Mitt Romney's speech about Donald Trump requires a whole column to itself.

His attempt to undermine the Republican front runner is fascinating. It's one of those moments in political history when you have all the media outlets open to hear the pundits gasping... in my case I spent a half an hour sitting in a parking lot so I could listen to CNN.

The fact is the whole nomination process has become stranger and even more confusing in the last few days.

So while I think the breakdown of the Republican Party is fascinating I am going to dedicate one more week to explaining the nomination process. This time however I am going set out a bit of the context in which the process is taking place.

In Canada most citizens are not involved in the selection of party leaders. Since we don't elect the prime minister directly, we simply "take" the leader that the party has nominated. In the past, Canadian political parties have used a delegate system at their conventions but more recently parties have moved to a modified one-member-one-vote system. Yet since many Canadian are not members of political parties we don't see the process.

In the case of the U.S. the critical question to ask is: "What is this primary/caucus season really about?" The answer is that the two main political parties are trying to pick a presidential nominee - a party leader for lack of a better expression.

Now the role of a political party is to "socialize" or rather explain to citizens how the political system works; to organize government; and to recruit members and political leaders. Political parties are not mentioned in the Constitution so their rules, history and place in American society have developed along with the country. While there are national party committees for each party, state level party committees have developed their own rules for choosing delegates to attend the national convention to choose the nominee (or leader).

My explanations over the last few weeks have focused too much on the nominees themselves instead of on the delegates who really are the core of this process. In fact the primary/caucus processes developed in order to make the candidate selection more democratic.

Each party has a number of delegates who will attend their respective national conference: the Democrats in Philadelphia July 25-28 and the Republicans in Cleveland July 18-21. The Democrats has 4,765 delegates and the Republicans have 2,472 delegates. The primaries and caucuses are the process by which each state chooses the delegates who will go to the convention to represent their state's view on who should be the nominee.
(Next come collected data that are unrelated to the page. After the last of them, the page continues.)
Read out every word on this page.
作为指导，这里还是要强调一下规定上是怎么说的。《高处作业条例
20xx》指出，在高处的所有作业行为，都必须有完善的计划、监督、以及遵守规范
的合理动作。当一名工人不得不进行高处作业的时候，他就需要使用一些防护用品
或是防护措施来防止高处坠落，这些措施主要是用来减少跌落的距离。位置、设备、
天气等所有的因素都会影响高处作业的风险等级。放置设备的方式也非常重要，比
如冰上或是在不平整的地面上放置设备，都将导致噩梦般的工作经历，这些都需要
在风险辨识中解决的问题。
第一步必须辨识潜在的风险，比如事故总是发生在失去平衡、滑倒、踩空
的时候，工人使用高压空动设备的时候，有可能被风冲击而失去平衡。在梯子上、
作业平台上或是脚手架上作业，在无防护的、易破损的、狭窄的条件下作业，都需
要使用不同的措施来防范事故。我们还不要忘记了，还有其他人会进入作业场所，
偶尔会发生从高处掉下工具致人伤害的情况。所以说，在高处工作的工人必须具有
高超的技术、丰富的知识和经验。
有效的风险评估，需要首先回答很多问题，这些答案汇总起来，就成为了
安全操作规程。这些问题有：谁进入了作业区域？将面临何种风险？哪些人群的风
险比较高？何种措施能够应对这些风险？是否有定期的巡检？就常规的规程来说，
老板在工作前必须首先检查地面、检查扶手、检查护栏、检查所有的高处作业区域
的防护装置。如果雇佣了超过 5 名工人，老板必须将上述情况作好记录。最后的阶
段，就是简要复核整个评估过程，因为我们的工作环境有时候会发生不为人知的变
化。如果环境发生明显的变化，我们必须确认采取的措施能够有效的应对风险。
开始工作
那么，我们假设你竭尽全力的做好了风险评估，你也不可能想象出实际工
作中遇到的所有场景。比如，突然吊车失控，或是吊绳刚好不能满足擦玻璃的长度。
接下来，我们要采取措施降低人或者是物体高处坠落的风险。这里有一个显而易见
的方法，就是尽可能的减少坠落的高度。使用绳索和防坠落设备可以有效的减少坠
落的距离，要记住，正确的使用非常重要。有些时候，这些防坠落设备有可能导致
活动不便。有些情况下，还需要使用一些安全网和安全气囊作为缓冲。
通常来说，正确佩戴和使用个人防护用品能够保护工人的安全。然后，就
Each state gets a certain number of delegates and each state has different rules for how those delegates will vote at the convention.

When you hear, for example, that Hilary Clinton "won" Georgia, this means that she won the most votes in the state (71.3 per cent) and because they proportion the delegates by the percentage of votes won, she received 83 of the 117 delegates available in Georgia. Those 83 delegates will go the convention and they will vote for her as the nominee. The candidates need a majority of delegate votes at the convention to win the nomination.

The key to understanding the system is to understand that political parties are choosing a leader/nominee. And while the parties have national organizations much of the complexity results from the fact that state organizations have considerable power to control the rules within their own jurisdiction: some only want party members to vote, some want to allow anyone to vote, some want to use the more grassroots model of a caucus and some want the easier primary model.

In the end, it's about which candidate can get a majority of the delegates and I would say, "It's as simple as that" but, of course, it's not!